On-chip capacitive sensing and tilting motion estimation of a micro-stage for in situ MEMS gyroscope calibration

Abstract

In this paper, we introduce a novel on-chip capacitive sensor design and a motion estimation method for measuring multi-axis out-of-plane tilting motion of a micro-stage that is used for in situ calibration of an integrated MEMS gyroscope. On-chip sensing and motion estimation is critical for this application, since precision in measuring high frequency tilting motion of the micro-stage determines how accurately an on-stage MEMS gyroscope can be calibrated in the field with respect to this motion. To obtain decoupled sensing signals from multi-axis out-of-plane tilting motion, a capacitive sensing layout with high off-axis signal rejection capability is introduced. With the proposed design specifications and range of tilting motion, a dual axis capacitive sensor model is developed, and simulation results show that the sensor is able to reject more than 99.90% of the off-axis signal.
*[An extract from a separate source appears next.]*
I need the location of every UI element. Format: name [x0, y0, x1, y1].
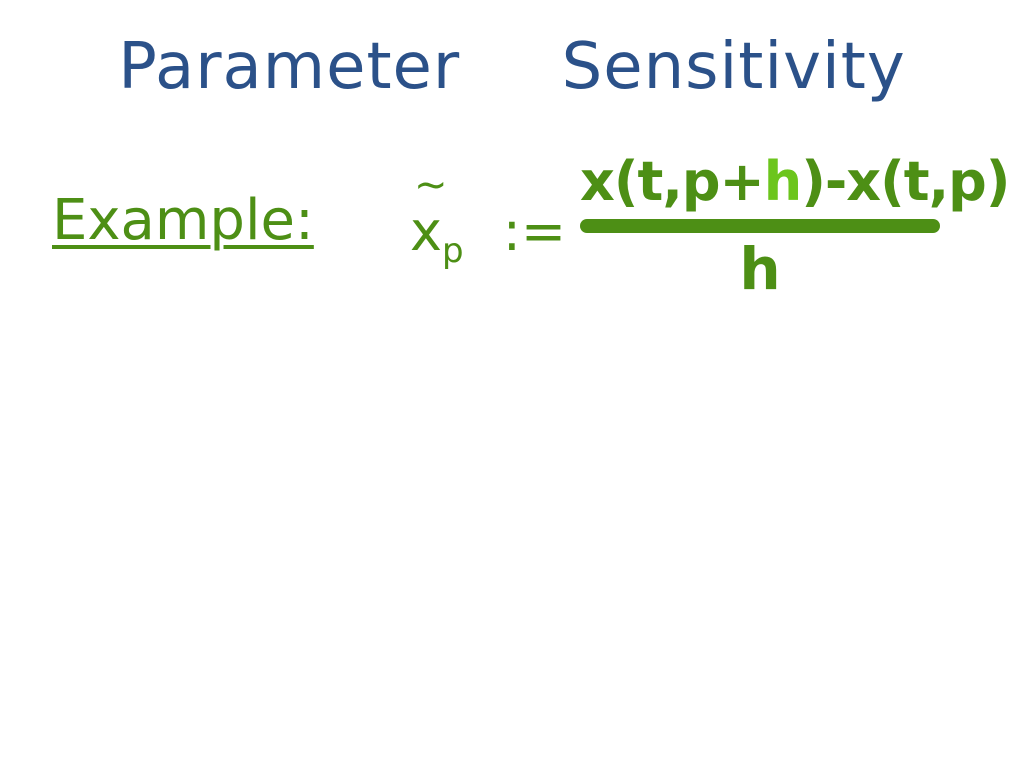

The sensor also permits detection of perturbations to stage geometry due to ambient temperature variation through the effects of nonlinear behavior on signal timing. To measure tilting motion with the obtained sensing signal, a motion estimator with extended Kalman Filter (EKF) is also developed. With assistance of a laser Doppler vibrometer (LDV), experiments are performed to identify the parameters of the motion estimator and validate its performance. The experimental results demonstrate a 286 ppm error in scale factor calibration of a commercial MEMS gyroscope by the micro-stage with moderate temperature variation.